一体強盗はたいてい金を狙うが、盗んだ金で親孝行をしようとか、大学へ行こうなどというのは少ないので多くの場合は遊興費を稼ぐのです。要するに遊ぶことが好きで、遊ぶには金がかかる。逆に遊んでいたのでは金は入らない。そこで人の物に目をつけるようになる。こんなケースが多い。善い人よりも、悪いことをする人の方が不思議に友達や仲間をほしがるものです。さて、悪事の仲間に入ってしまうと、今度は抜け出すことが難しくなります。
今は日本だけでなく世界中に犯罪が多い。困った問題です。しかし犯罪人も普通の人と紙一重です。子供を過保護にして何でもどんどん買ってやる、そのため、ほしいけれども今は我慢しよう、それを得るためには努力しよう、という気力を持たせないと、いわゆる意志の弱い人になって、すでにそこに犯罪に対する危うさ危険性があるものと考えますが、どんなものでしょうか。私はこういう問題について、親も子供も先生も神様の導きと助けを求め、謙遜に祈ることが大切だと思います。
さて、半殺しの目にあった気の毒な旅人ですが、いわゆる取る方は泥棒で、取られる方はベラボウ、というように、こちらの方にも不注意とか、抵抗力がないとか、という問題がないこともない。
冷淡な紳士 2000年6月4日
一人の人がエルサレムからエリコへの道を旅行していると、強盗どもに襲われ、金は取られ、着物は剥がされ、おまけに半殺しの目に会わされました。
犯罪というものはしばしば、強くて利口な犯罪者と、不注意で弱い被害者とのセットで成り立っていることがあります。場合によると不注意な人が犯罪を引き出す場合がある。金のしまい場所をうっかり人に見せるとか、女の人の夜の一人歩きとか、態度や服装のルーズとか。

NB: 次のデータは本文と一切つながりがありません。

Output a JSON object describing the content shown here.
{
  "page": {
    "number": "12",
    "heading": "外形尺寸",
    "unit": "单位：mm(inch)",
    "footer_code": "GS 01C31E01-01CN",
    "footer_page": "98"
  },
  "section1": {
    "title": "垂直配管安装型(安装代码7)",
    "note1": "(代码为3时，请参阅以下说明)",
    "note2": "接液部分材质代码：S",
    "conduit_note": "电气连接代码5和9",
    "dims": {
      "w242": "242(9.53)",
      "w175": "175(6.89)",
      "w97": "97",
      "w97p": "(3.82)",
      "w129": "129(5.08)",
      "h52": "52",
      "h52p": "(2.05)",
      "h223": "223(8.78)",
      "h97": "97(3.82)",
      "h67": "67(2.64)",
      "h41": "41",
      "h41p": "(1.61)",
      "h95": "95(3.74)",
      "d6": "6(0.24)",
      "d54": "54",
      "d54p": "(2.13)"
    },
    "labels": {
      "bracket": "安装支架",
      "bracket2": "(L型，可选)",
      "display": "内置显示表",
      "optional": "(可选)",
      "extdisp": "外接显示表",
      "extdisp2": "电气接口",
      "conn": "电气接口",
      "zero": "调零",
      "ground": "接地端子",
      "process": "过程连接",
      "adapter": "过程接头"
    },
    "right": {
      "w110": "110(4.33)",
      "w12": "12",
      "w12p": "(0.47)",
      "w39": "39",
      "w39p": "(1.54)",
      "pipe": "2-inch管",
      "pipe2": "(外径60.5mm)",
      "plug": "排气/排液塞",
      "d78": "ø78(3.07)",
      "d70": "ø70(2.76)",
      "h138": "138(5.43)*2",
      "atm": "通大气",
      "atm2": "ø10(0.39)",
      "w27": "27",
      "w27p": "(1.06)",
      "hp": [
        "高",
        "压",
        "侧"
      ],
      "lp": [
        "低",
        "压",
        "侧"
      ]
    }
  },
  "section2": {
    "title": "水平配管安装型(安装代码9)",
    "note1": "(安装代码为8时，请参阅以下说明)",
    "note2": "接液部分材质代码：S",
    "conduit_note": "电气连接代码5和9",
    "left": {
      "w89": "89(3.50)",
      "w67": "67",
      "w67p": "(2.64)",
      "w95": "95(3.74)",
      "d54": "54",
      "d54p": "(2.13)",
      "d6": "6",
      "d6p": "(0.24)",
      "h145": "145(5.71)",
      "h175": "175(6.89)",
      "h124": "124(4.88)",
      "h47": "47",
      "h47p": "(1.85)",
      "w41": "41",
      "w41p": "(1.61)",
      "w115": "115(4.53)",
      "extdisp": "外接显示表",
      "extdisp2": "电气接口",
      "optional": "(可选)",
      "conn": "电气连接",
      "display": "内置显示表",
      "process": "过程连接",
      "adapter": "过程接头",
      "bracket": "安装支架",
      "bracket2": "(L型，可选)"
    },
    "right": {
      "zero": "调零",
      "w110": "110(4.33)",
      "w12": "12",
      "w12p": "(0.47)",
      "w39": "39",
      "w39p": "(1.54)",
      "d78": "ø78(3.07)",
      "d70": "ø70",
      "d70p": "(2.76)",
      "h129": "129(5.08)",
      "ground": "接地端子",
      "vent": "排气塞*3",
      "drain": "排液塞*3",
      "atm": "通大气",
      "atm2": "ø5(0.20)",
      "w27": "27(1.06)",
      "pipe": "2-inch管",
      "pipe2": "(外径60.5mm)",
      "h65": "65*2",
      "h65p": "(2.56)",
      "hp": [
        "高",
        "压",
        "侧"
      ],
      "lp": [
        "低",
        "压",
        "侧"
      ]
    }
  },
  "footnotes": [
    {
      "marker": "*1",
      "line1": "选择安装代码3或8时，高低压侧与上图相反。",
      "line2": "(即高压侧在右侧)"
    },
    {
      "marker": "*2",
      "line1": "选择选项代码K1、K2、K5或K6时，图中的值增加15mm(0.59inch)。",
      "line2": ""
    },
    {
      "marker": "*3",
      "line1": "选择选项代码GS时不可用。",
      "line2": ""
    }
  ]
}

私たちは自分が加害者にならないように注意すると共に、被害者にもならないように注意することが、ことに今のような時代には必要だと思います。
さて、強盗に襲われて、半殺しの目に会い、息も絶え絶えで苦しんでいるこの旅人のそばを、いろいろな人が通ります。
祭司が通りかかりました。この怪我人に気がついたようでしたが、知らん顔をして、そこを避けて通り過ぎて行きました。次にレビ人が通りました。この人も同じように行き過ぎました。祭司やレビ人は、神殿にいて、神様を礼拝しようとして集まって来る参詣者を指導し、助ける大切な人たちでした。いわば宗教家です。しかも当時は、宗教家は教育の責任も、政治の責任もみな持っていましたから、国民に尊敬され、信頼されている人たちだったのです。
勿論彼らは強盗のような加害者になるほど悪人ではありませんでした。またあの旅人のように、強盗のエサになるほど、愚かでも不注意でもありません。自分の生活はちゃんとやっていける人です。また、宗教家、教育者、政治家として、見かけの上では立派な生活をしていたでしょう。しかし、彼らの正体はエゴイストでした。自分一人の時、誰も見ていない時には、どんなに困っている人を見ても少しの手間も、少しの費用も惜しんで、同胞を見殺しにしました。
私は神様がご覧になると、あの強盗も、この紳士も、本質的にはそんなに変わらないのではないか、と思いますがいかがでしょうか。そしてこのキリストのお話を鏡として、自分を写してみるとどうでしょうか。